Baumer Conversations, Dan Immergluck with Jason Reece

As part of the Autumn 2020 Baumer Lecture Series, Dan Immergluck will give a short talk followed by a conversation with Knowlton faculty Jason Reece.

Time

Sep 16, 2020

5:30pm–6:30pm

Location

Remote
United States

URL

 

The COVID-19 Crisis has already had immediate and painful impacts on the U.S. housing market, especially in terms of putting millions of families at risk of losing their homes in the midst of a pandemic. Federal, state and local policymakers have responded in various ways to the threat of evictions and foreclosures, with varying effects. Overall, the most impactful policy responses aimed at the most vulnerable families have been mostly indirect (primarily via temporarily enhanced unemployment payments), although the federal response aimed at homeowners has arguably been much more direct and robust than responses aimed at renters. Professor Immergluck will discuss such responses, but will also focus on potential longer-lasting impacts of the Crisis on housing and real estate markets in the U.S., and on the policy responses that will shape such impacts moving forward.
 

Dan Immergluck is Professor in the Urban Studies Institute at Georgia State University. His research concerns housing, fair housing and fair lending, homeownership, community reinvestment, housing finance, neighborhood change, real estate, and community and economic development. Professor Immergluck is the author of four books, more than sixty scholarly articles, numerous book chapters, and scores of applied research and policy reports.
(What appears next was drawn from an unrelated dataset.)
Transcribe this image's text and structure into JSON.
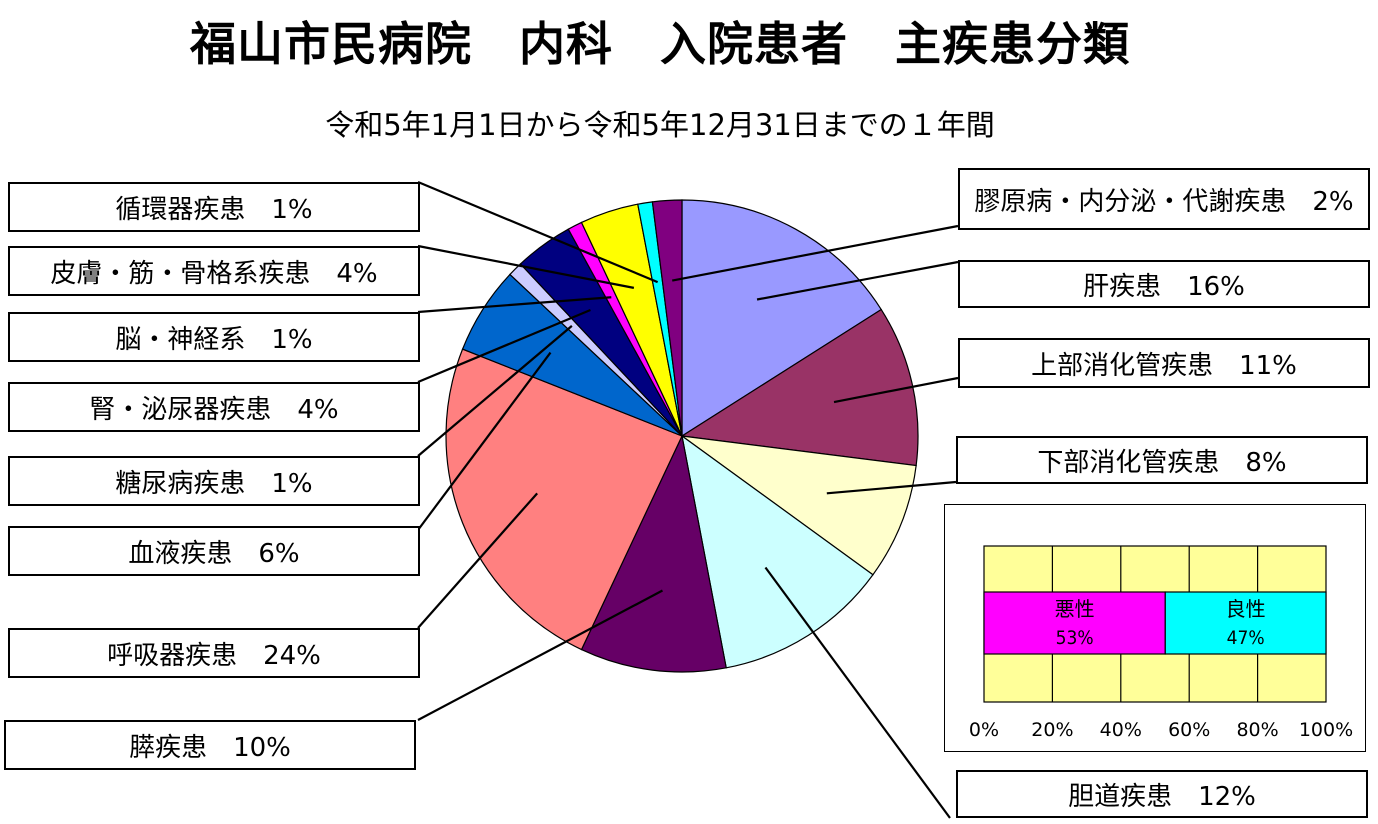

He has consulted to the U.S. Department of Housing and Urban Development, the U.S. Department of Justice, the Annie E. Casey Foundation, Atlanta Legal Aid, and other organizations. Prior to becoming a full-time academic, Dr. Immergluck spent 12 years in Chicago working in community and economic development. Professor Immergluck has been cited and quoted extensively in the New York Times, the Washington Post, the Wall Street Journal, Bloomberg, National Public Radio, the Guardian, CityLab, and other media. He has testified several times before the U.S. Congress, as well as before the Federal Reserve Board. He has served as a Visiting Scholar at the Federal Reserve Bank of Atlanta and as a Senior Fellow at the Center for Community Progress in Washington, D.C.